Lord Byron's Poems

Early Poems: A Fragment


When, to their airy hall, my Fathers' voice

Shall call my spirit, joyful in their choice;

When, pois'd upon the gale, my form shall ride,

Or, dark in mist, descend the mountain's side;

Oh! may my shade behold no sculptur'd urns,

To mark the spot where earth to earth returns!

No lengthen'd scroll, no praise-encumber'd stone; i

My 'epitaph' shall be my name alone: 2

If 'that' with honour fail to crown my clay, ii

Oh! may no other fame my deeds repay!

'That', only 'that', shall single out the spot;

By that remember'd, or with that forgot. iii


Footnote 1: There is no heading in the Quarto.

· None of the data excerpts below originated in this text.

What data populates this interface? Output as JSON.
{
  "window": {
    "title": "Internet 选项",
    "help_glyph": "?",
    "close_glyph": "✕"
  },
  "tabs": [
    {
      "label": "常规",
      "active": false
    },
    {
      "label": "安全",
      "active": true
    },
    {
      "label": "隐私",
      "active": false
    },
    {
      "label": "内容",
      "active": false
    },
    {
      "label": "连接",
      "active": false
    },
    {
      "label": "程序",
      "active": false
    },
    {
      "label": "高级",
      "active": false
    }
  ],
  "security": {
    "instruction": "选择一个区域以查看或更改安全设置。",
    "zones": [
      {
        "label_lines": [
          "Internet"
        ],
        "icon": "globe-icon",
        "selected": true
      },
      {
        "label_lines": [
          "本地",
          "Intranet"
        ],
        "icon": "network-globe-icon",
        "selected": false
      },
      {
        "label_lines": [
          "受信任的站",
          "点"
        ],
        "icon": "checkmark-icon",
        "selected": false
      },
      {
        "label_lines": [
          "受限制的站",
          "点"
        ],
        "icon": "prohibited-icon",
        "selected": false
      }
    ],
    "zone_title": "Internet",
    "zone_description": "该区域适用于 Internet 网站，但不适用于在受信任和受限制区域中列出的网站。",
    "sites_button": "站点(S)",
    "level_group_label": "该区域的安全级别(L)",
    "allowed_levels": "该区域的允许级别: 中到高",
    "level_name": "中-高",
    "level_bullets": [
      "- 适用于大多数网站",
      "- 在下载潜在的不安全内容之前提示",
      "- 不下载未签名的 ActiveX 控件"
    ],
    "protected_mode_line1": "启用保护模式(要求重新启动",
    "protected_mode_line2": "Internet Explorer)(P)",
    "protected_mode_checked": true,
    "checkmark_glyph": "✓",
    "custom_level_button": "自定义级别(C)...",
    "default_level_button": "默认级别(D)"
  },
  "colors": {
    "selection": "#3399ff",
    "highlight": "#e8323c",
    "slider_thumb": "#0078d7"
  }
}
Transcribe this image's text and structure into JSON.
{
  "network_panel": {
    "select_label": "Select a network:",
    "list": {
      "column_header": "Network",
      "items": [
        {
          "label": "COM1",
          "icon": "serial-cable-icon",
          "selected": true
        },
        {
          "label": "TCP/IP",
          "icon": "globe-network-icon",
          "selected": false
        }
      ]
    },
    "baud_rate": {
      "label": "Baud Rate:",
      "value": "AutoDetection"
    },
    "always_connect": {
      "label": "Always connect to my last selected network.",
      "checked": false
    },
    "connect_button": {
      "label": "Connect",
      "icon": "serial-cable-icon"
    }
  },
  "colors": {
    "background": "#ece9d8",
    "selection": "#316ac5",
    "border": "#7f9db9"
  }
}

Footnote 2: In his will, drawn up in 1811, Byron gave directions that "no inscription, save his name and age, should be written on his tomb." June, 1819, he wrote to Murray: "Some of the epitaphs at the Certosa cemetery, at Ferrara, pleased me more than the more splendid monuments at Bologna; for instance, 'Martini Luigi Implora pace.' Can anything be more full of pathos? I hope whoever may survive me will see those two words, and no more, put over me." - 'Life', pp. 131, 398.

Footnote: i.

'No lengthen'd scroll of virtue and renown.'

. P. on V. Occ.

Footnote: ii.

'If that with honour fails,'

Footnote: iii.

'But that remember'd, or fore'er forgot'.

. 'P. on V. Occasions'.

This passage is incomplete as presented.